In my workflow graph, I merge one or more input files based on a suffix. In the cases where there is only one file for a given suffix, the merge operation is trivial, and can be done locally. In the case where there are multiple such files to merge, the merge operation needs to run on the cluster and takes hours.
Is there any way to specify/select that a particular rule should be used, if I know of all the input files ahead of time? In other words, is there a way to express rule precedence based on the number of inputs to a rule?
def _all_files_for_the_sample(wildcards):
# lookup all known files and return list
# of files matching wildcards.sample
...
# these two rules effectively have the same structure.

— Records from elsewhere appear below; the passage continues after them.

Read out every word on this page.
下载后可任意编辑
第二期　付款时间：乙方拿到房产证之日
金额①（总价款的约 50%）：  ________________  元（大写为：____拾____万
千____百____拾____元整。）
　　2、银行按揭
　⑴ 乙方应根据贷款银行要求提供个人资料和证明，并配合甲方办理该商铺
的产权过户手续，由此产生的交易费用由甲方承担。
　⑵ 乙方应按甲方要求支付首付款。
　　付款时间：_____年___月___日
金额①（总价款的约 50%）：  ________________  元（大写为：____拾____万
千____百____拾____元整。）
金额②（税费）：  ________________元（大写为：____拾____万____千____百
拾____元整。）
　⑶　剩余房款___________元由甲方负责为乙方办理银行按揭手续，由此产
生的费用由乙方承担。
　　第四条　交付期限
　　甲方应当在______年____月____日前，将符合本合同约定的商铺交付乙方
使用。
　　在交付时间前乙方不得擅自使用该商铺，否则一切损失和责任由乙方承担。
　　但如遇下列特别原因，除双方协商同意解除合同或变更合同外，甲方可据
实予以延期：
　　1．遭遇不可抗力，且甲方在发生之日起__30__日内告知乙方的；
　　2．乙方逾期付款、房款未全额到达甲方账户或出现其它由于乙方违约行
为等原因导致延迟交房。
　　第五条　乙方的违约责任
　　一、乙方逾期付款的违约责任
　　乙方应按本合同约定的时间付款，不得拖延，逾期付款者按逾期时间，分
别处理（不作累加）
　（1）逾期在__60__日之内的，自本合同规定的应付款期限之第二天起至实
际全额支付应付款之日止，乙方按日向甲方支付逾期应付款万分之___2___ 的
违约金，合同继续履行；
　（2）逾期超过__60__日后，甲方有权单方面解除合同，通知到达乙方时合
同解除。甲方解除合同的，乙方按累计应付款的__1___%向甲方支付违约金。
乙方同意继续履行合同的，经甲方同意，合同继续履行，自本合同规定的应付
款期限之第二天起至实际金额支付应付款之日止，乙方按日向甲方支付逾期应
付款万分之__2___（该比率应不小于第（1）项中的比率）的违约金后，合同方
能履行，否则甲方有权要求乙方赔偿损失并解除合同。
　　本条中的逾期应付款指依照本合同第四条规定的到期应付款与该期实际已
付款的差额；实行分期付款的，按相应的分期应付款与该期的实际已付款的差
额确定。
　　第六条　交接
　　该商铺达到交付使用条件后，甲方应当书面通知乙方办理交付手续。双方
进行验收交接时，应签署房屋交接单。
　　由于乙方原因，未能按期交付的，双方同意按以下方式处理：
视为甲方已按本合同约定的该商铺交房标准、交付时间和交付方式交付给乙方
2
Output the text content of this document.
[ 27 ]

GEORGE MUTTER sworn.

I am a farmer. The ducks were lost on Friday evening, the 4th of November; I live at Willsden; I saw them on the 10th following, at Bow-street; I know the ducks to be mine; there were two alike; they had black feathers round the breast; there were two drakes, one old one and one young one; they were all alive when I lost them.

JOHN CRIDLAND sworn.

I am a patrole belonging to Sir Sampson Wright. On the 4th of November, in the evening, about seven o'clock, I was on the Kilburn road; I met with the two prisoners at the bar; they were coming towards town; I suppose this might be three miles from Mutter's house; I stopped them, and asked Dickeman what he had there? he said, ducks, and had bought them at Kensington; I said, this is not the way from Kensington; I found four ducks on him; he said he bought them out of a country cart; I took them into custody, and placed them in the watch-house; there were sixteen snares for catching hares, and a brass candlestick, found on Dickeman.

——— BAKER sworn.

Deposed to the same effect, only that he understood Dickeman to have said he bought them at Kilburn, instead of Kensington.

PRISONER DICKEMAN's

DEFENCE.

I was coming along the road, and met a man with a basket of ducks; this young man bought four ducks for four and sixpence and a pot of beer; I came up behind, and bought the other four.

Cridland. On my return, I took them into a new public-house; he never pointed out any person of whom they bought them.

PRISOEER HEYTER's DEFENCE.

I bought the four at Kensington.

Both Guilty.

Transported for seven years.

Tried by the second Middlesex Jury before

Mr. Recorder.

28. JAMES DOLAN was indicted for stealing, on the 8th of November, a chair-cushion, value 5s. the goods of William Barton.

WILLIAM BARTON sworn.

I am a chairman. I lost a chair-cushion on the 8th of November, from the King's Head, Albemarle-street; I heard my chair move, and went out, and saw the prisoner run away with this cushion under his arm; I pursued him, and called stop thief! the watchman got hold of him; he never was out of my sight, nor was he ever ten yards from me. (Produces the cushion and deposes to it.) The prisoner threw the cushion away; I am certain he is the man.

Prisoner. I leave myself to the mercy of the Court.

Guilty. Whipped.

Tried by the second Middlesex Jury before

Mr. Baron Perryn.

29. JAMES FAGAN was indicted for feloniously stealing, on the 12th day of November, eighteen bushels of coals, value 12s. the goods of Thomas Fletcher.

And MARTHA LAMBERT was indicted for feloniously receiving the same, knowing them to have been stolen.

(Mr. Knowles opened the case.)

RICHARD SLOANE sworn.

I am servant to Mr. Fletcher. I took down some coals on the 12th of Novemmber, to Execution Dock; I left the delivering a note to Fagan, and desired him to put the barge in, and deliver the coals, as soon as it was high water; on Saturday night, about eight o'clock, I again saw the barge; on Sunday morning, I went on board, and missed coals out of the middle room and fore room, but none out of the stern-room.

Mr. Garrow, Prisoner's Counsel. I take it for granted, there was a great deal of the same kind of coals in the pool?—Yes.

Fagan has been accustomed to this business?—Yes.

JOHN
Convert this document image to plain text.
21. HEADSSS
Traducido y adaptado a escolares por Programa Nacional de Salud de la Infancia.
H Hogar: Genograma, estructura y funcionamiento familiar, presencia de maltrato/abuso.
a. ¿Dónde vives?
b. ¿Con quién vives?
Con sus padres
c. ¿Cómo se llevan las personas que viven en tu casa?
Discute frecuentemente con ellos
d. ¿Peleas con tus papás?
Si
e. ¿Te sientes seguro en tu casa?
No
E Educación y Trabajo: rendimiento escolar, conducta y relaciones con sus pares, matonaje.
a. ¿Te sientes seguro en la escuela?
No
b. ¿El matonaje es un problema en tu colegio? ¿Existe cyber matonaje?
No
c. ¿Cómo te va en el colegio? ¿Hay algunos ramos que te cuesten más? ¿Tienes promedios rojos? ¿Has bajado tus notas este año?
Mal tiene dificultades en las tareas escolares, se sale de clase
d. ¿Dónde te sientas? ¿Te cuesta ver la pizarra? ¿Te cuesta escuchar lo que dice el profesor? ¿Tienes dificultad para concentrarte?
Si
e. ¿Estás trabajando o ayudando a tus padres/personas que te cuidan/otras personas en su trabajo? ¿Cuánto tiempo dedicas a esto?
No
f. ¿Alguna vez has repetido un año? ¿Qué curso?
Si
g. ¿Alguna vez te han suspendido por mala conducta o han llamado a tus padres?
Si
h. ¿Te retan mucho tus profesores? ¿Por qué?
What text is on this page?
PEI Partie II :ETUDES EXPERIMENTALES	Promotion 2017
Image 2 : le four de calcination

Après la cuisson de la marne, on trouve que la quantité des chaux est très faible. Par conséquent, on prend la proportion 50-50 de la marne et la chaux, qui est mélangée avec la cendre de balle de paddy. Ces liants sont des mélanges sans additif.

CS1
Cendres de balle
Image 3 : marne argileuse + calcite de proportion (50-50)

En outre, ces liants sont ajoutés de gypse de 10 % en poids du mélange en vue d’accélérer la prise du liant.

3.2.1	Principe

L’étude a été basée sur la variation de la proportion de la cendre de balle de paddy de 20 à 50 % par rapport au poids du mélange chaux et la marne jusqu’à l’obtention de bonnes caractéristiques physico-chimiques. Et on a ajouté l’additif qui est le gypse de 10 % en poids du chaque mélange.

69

# I am omitting the implementation
rule super_fast_local_merge:
input: _all_files_for_the_sample
output: merged_{sample}.txt
...
rule super_slow_merge:
input: _all_files_for_the_sample
output: merged_{sample}.txt
...
Now, I also have rules which perform computation on the outputs of either of the rules above. The manual mentions that when linking multiple chains of rules, it is more efficient to refer to the symbols from the rules global directly (e.g. stating rules.super_slow_merge.output
as opposed to duplicating merged_{sample}.txt
in a different rule). I was led to believe that by aliasing a particular rule's output, I would be able to influence the shape of the graph:
def _choose_merged_file(wildcards):
all_inputs = _all_files_for_the_sample(wildcards.sample)
if len(all_inputs) <= 1:
# use trivial merge
return rules.super_fast_local_merge.output
else:
# fallback to slow merge
return rules.super_slow_merge.output
rule work_on_merged_data:
input: _choose_merged_file,
output: final_result_{sample}.txt
...
If I run something like the above here, then Snakemake complains that the rules are ambiguous. Is there any way to modify the _choose_merged_file
input function to overcome this limitation? Is there a different way to alias the rule I want directly?
Note: I've managed to get something working by making each implementation return a different filename (e.g. merged_slow_{sample}.txt
and merged_trivial_{sample}.txt
), but doing so essentially taints every rule that works on merged data with tedious input functions
If anyone can provide a recipe for changing the workflow graph dynamically, that would be great.